GEOSC 10
Geology of the National Parks

Predicting Eruptions

Predicting Eruptions  

So, we can help a lot of people if we can do a better job of predicting when and where volcanoes will cause hazards. Various things can be done. For problems such as climate change, the best we can do is to know that every few years or decades some region is likely to experience difficulties with crop production because of eruptions. The solutions are either to maintain a little excess food to feed those endangered people, or to ignore them and figure that some will starve to death. (Many other climate changes, including droughts, give us the same choice. Despite the apparent silliness—either we stockpile food and figure out how to distribute it to the needy, or we let people starve to death—it is surprising how often starving to death is the outcome.)  

For tsunamis, an operational warning system now exists for many of the world’s coasts, but much more could be done. One way to avoid volcanic hazards is to stay out of harm’s way. Geologists can map regions where large pyroclastic chunks have fallen, or where landslides have occurred, with great confidence. Using carbon dating of logs caught in debris flows, or tree-ring dating of trees growing on landslides (just hang on; we will explain how ages are learned), scientists can determine the recurrence interval—how often do such disasters happen? Today, whole housing subdivisions are being built around Mt. Rainier National Park in the growing Seattle-Tacoma region that have a danger of destruction by landslide many, many times higher than their danger of destruction by household fires. More than 200,000 people work, and more than 100,000 people live, on debris-flow deposits less than 10,000 years old, with more people coming. (The largest of those flows, the Osceola Mudflow from about 5,700 years ago, came from the top of the mountain, and lowered its peak about 1,600 feet (500 m); Mt. Rainier is now 14,417 feet (4,394 m) in elevation, but the peak once was about 16,000 feet (4,900 m) high.)The homeowners living in danger around a volcano will all carry house-fire insurance, but few if any are insured against the volcano.  

Osceola mudflow into a river. See details in paragraph above.
Osceola mudflow, exposed in a river bank, here 26 feet (8 m) thick, more than 30 miles (50 km) away from its source. If such an event were to occur now, many people could die.
Credit: R. B. Alley © Penn State is licensed under CC BY-NC-SA 4.0

(Much argument is attached to sending disaster aid for predictable events even if they are not very common. Should those who wish to live in beautiful but risky areas carry insurance to pay for their gambles? Increasingly, planners are saying “yes,” and much effort is being devoted to quantifying the hazards so that insurance rates can be set wisely. This applies to such things as hurricanes along coasts, earthquakes along faults, and floods along rivers. Geologists have an important role to play in learning hazards and thus setting rates.)

With sufficient care, volcanic eruptions can be predicted with some confidence.
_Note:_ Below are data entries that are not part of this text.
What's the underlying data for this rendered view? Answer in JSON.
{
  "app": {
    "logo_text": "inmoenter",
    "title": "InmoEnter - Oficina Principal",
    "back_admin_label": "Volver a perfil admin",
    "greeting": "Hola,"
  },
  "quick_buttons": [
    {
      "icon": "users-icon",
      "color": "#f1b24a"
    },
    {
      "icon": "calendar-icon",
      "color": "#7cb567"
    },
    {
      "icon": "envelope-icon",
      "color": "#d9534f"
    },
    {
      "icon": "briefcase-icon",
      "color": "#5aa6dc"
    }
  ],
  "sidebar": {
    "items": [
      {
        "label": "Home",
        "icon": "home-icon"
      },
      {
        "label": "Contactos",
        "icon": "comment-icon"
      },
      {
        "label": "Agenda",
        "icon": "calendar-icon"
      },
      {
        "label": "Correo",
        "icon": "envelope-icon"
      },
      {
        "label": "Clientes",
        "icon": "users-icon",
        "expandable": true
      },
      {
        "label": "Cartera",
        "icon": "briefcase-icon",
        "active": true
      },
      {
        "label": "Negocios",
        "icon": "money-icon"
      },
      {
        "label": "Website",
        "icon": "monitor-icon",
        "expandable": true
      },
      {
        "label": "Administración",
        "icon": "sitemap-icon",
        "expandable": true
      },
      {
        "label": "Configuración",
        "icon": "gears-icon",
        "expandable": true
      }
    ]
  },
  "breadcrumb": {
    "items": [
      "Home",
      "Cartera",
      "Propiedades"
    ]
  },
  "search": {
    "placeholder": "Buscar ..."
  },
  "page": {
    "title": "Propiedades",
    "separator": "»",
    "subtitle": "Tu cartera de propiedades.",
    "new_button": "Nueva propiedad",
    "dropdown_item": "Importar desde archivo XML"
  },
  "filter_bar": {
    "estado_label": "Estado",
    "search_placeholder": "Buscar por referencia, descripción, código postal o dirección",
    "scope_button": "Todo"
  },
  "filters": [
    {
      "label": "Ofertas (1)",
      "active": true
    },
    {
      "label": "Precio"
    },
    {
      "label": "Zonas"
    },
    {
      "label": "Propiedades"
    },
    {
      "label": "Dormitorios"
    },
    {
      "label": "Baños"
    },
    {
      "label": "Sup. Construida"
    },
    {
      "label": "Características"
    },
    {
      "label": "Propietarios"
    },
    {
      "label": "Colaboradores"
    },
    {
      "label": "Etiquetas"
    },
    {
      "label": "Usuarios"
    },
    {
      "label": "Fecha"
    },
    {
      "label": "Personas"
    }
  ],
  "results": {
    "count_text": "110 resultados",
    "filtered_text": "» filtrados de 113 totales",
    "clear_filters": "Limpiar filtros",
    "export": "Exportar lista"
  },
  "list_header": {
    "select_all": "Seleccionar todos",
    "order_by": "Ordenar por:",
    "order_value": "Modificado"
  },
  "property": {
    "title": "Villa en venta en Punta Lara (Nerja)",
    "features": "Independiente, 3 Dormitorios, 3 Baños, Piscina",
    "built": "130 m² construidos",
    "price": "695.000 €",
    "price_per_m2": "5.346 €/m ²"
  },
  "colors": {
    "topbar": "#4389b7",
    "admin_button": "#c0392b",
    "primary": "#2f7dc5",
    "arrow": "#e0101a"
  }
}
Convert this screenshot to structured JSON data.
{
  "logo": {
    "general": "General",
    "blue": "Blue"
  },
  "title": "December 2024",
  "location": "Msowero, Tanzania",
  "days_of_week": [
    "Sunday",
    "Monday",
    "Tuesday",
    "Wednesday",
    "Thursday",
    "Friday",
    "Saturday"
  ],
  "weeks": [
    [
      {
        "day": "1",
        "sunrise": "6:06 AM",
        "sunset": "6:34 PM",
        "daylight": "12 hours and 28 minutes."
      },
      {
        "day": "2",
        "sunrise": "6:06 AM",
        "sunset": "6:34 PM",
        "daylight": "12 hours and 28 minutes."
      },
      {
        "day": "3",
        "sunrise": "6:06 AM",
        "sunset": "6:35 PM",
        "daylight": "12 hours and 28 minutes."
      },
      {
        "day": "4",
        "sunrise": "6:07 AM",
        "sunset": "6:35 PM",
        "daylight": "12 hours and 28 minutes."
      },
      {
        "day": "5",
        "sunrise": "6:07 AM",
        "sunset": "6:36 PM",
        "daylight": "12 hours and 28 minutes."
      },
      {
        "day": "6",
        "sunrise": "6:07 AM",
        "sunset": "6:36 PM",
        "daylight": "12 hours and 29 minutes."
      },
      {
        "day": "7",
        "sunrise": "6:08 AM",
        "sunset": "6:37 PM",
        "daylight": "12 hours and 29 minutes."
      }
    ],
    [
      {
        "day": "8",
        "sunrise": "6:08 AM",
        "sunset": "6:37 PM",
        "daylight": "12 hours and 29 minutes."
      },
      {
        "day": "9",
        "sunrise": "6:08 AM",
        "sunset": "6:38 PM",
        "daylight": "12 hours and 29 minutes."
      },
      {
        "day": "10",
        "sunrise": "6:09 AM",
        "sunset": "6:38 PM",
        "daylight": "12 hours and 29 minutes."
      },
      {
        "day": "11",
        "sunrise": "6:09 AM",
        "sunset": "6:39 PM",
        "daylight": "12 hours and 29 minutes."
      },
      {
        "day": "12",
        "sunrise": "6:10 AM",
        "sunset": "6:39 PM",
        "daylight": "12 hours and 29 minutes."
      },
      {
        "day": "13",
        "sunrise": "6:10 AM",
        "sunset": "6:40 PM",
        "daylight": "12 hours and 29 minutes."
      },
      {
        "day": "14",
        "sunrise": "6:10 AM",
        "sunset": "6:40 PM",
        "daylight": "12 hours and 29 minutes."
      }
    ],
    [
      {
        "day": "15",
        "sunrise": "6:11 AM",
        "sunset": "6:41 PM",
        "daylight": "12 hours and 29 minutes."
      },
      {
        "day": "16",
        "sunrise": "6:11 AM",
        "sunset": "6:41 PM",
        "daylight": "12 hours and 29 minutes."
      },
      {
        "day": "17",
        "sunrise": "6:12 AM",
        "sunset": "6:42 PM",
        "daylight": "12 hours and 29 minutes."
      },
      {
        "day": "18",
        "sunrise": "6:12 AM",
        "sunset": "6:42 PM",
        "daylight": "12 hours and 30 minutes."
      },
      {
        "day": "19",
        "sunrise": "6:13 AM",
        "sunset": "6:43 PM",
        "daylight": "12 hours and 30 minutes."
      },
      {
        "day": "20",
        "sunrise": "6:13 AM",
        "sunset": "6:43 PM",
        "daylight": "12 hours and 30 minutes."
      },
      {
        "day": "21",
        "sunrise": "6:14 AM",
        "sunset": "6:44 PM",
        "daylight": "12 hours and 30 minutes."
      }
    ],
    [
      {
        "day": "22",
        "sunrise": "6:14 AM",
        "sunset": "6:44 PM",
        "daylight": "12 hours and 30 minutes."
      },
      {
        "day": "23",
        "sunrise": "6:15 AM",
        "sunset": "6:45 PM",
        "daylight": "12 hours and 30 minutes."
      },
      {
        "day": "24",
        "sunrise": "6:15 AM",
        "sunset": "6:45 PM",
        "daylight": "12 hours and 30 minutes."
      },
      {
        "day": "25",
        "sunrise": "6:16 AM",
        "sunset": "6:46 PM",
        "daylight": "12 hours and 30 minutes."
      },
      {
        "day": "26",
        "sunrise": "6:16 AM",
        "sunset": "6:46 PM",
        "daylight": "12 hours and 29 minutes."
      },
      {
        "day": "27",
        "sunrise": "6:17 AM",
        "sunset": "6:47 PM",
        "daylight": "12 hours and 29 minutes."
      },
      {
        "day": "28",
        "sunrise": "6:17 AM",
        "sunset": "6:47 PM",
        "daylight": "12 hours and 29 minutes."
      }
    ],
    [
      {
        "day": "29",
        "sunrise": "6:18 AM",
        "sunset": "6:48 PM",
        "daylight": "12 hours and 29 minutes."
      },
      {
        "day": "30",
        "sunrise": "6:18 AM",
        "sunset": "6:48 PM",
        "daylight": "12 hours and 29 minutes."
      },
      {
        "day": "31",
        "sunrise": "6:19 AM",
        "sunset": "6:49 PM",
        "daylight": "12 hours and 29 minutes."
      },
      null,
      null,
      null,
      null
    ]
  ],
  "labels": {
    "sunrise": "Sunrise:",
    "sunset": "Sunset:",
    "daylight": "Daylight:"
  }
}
Volcanoes usually give off many signals before an eruption: the ground swells as magma moves up; the moving magma and the swelling ground create earthquakes and especially the distinctive harmonic tremors of fluid flowing in a pipe; small eruptions occur; gaseous emissions increase as the magma nears the surface and then cease if the system becomes plugged and builds up pressure for an explosion. A monitoring program of seismographs to detect earthquakes, repeat surveying of laser reflectors set on the mountain together with monitoring using satellites to watch for deformation patterns, gas sampling, and perhaps photographic or other sensors to watch for landslides, can track a volcano’s behavior and allow timely warning. Monitoring of ground shape from space can even see the changes in volcanoes as magma moves under them. The eruption of Mt. St. Helens was predicted well enough to save hundreds of people including the residents of a YMCA camp. The eruption of Mt. Pinatubo in the Philippines in 1991, which heavily damaged the U.S. military bases there, was predicted accurately, allowing timely evacuation and saving tens or hundreds of thousands of lives of residents and military personnel.

The burden of predicting eruptions is very high, though. Imagine telling an Air Force general to abandon his or her assigned duty post, spend perhaps millions of dollars to move tens of thousands of people, and then having nothing happen—the general, and all of those people, would be very unhappy. Imagine instead deciding to wait another day to be sure, and having all of those people (possibly including you) killed. As important as this is, predicting disasters is not for the faint of heart.

The Mt. St. Helen eruption was a small one compared to many others. Each of the major eruptions of Yellowstone moved about 1000 times more material than Mt. St. Helens did, and Yellowstone’s eruptions were not the largest known. Small eruptions are more common than large ones. But, eruptions ten times as big as Mt. St. Helens are perhaps five times as rare, but not ten times as rare. This means that, as for earthquakes, most of the “work” done by volcanoes is achieved by the few big ones, not the many little ones.